Levenloze natuur verandert niet, of verandert, maarzo langzaam dat het niet merkbaar is voor het oog. Dit omvat bergen, aarde, stenen, lucht, water en zelfs de zon en de maan aan de hemel. Ze hebben absoluut geen aanvullende voorwaarden nodig om te bestaan. Een voorbeeld hiervan kan dienen als onbewoonde eilanden, waarop niets anders is dan stenen en water.

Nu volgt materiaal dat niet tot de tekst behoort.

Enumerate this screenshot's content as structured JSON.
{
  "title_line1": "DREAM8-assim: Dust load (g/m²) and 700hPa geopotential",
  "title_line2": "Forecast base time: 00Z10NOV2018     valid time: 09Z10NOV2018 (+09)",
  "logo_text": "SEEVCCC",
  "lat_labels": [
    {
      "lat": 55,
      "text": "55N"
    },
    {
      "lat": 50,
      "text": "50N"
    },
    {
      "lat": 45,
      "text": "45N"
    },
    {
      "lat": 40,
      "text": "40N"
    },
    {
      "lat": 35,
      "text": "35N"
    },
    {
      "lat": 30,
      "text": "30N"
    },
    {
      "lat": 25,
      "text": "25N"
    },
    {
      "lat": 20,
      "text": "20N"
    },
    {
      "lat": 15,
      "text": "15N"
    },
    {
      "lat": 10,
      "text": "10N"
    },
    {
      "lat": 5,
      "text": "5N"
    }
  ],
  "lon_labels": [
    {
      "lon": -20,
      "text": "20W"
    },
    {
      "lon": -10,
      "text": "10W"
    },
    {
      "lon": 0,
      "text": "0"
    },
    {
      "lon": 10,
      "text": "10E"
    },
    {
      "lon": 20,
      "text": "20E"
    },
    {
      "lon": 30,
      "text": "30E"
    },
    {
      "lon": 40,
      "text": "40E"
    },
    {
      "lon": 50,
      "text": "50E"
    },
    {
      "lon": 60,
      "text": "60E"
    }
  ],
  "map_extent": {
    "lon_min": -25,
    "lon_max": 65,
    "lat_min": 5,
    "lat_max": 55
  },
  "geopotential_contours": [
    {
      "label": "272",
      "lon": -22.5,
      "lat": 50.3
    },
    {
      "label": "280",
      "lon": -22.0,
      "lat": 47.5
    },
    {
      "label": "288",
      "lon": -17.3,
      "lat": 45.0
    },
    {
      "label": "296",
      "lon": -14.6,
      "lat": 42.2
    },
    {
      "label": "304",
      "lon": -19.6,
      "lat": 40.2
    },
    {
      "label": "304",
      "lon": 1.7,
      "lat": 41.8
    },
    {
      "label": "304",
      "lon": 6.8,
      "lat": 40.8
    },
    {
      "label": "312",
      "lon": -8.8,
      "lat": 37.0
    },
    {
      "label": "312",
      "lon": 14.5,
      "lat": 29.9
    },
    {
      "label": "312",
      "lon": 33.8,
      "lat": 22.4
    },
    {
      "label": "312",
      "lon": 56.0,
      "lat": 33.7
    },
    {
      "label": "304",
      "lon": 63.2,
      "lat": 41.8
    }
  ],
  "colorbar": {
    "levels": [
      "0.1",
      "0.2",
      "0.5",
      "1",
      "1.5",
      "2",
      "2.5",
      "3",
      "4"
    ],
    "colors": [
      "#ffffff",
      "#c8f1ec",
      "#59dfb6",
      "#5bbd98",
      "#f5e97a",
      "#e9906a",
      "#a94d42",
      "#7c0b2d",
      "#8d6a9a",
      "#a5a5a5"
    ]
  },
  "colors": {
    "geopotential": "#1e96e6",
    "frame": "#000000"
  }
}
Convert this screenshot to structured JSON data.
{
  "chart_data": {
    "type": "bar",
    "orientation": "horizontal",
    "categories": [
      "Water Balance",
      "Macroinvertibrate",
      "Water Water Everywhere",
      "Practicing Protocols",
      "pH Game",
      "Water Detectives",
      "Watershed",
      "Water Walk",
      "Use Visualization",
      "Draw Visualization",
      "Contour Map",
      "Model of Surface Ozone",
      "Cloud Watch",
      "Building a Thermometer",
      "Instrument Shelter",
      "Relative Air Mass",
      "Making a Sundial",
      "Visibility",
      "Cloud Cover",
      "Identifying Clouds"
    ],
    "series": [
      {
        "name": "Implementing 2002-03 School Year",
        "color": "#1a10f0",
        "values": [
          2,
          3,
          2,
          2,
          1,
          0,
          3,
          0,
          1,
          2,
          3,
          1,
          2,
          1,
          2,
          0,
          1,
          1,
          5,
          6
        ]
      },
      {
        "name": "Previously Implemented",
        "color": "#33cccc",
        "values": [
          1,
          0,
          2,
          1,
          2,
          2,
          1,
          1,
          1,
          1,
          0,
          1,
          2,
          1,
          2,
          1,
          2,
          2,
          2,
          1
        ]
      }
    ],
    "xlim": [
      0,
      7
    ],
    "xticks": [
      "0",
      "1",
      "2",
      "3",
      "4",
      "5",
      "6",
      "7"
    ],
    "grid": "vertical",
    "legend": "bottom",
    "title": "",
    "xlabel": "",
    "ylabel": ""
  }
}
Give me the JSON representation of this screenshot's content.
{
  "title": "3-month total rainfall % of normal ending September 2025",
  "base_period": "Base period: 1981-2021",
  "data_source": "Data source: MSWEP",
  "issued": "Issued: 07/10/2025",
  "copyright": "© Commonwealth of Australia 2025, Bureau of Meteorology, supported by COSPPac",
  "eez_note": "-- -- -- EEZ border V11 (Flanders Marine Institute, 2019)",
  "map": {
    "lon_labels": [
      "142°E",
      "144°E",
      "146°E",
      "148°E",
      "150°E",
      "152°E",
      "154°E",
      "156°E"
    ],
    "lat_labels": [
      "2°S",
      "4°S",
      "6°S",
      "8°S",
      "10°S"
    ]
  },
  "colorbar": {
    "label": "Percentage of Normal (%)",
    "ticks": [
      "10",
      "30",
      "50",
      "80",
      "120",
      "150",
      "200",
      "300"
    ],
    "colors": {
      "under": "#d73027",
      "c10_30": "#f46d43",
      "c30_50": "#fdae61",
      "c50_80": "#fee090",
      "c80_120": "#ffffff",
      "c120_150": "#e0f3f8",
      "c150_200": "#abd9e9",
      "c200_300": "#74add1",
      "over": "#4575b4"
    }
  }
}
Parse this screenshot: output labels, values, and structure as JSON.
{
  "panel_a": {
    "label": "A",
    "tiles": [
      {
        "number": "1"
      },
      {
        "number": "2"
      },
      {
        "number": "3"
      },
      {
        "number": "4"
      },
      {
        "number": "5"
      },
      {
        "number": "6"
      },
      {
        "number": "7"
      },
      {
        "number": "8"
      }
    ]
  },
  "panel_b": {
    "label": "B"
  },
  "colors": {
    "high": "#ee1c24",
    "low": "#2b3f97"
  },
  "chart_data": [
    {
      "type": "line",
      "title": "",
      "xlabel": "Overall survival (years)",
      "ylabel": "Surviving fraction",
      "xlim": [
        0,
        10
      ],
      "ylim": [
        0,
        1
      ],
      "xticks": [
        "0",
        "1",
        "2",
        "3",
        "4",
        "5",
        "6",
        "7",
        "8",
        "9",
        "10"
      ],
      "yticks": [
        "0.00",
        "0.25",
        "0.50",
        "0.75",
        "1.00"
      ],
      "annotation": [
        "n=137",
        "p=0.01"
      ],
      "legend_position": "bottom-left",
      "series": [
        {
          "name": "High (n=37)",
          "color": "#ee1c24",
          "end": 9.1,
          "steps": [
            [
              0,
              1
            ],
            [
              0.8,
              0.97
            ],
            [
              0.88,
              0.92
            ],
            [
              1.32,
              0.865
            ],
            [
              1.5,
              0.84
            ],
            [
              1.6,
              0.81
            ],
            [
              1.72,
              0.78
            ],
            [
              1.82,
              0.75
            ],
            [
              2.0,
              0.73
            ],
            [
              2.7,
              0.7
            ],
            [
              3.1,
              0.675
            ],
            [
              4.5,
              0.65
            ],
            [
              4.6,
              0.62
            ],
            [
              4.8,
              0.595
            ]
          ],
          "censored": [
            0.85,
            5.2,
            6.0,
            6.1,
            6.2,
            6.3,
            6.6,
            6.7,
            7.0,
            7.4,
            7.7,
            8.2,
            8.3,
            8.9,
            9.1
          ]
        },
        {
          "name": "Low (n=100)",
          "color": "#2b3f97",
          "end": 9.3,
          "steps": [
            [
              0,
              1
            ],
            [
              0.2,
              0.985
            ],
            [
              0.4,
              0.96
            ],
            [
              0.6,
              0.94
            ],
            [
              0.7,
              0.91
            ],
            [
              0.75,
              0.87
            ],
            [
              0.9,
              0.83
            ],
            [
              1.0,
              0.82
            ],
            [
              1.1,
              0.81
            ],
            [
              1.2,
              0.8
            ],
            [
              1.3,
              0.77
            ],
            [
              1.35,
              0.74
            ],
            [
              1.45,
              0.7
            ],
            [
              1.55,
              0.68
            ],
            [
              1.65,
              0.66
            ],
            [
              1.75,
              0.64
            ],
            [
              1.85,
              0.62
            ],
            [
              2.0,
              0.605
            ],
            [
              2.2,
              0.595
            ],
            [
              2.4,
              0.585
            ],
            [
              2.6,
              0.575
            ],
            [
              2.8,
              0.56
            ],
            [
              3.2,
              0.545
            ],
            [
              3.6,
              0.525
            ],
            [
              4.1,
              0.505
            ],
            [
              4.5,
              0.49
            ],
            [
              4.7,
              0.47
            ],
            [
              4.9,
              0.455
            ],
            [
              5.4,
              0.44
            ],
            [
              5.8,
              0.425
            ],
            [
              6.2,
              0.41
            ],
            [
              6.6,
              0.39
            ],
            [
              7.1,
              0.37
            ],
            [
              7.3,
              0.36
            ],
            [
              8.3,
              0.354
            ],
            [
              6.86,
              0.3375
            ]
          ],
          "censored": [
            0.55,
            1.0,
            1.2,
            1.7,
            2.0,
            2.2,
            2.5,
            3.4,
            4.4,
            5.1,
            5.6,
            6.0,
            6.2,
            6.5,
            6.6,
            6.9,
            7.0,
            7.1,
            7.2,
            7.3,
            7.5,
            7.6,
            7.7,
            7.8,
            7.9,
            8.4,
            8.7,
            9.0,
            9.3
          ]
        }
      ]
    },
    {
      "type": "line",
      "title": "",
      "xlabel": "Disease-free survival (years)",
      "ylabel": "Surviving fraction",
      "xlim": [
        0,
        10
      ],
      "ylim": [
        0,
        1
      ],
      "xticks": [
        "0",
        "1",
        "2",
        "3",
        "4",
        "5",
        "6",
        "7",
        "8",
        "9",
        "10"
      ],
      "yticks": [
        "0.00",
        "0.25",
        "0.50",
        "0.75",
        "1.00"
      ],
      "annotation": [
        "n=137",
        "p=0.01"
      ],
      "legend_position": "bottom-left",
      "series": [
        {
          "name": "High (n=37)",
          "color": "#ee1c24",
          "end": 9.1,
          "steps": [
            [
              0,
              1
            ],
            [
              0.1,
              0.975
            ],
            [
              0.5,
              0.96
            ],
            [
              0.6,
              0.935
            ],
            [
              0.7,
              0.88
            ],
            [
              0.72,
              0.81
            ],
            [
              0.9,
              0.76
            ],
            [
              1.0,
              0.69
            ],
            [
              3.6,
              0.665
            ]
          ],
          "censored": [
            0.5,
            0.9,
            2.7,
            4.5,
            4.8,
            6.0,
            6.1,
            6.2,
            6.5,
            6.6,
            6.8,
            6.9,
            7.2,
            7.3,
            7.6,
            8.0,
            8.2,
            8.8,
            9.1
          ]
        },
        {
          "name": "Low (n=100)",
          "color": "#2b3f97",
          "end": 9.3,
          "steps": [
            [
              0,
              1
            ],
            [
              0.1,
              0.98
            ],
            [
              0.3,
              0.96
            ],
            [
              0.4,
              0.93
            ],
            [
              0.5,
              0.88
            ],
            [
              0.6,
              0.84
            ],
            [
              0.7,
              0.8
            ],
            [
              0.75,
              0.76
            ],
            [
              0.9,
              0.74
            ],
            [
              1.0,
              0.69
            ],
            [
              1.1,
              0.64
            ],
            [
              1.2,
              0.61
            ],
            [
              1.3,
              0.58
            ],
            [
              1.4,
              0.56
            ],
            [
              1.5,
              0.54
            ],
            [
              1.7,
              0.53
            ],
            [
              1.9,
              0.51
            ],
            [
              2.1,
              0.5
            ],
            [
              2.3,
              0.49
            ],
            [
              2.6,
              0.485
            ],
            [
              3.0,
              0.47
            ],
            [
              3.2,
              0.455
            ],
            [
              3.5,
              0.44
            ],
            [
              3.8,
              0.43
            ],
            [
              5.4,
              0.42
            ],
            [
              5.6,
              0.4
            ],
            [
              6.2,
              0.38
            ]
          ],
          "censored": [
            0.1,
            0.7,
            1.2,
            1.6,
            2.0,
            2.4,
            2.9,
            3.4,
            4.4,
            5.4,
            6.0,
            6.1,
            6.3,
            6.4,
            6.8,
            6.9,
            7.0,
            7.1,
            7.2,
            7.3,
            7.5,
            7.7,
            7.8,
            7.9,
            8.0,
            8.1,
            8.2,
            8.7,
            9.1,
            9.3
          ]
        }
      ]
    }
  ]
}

Een persoon in dergelijke omstandigheden zou heel moeilijk zijn om te overleven, maar ze kunnen bestaan zonder tussenkomst van mensen of andere levende wezens.
Een ander belangrijk verschil is de complexiteitinrichting. Planten en dieren ademen, bewegen, vermenigvuldigen en sterven. Hier kan het kind wat moeilijkheden ondervinden. Als je bijvoorbeeld een dier of een persoon duwt, zal het wegrennen of aanvallen. Als dit met een steen gebeurt, zal het eenvoudig bewegen als gevolg van de kracht van de duw. Maar je kunt duwen en planten, wat ook niet tegen de beweging zal zijn. Daarom, rekening houdend met een object om te leven of levenloze natuur, is het noodzakelijk om rekening te houden met alle factoren.
Beweringen van het concept van de natuur
Om kinderen te helpen dit complexe onderwerp te begrijpen, nodigt u hen uit om naar verschillende afbeeldingen te kijken. Probeer te zien dat er zowel natuurlijke objecten als objecten zijn gemaakt door menselijke handen.
Vraag de kinderen om te beginnen te groeperenafbeeldingen over het oorsprongsprincipe. Dus je hebt twee kolommen met afbeeldingen. Sommige zijn objecten die door een persoon zijn gemaakt (een fiets, een bord, een huis, kleding, enz.). De tweede - natuur (hout, kat, zon, wolk, meer, sprinkhaan, berg).
Nodig de kinderen nu uit om ze in tweeën te delengroepen: een levende en levenloze natuur. Als dit problemen veroorzaakt, herinner hen dan aan de tekenen dat deze objecten anders zijn. En onthoud dat klassen met kinderen van de basisschoolleeftijd altijd in een spelvorm moeten plaatsvinden. Dus de informatie wordt langer geabsorbeerd en onthouden.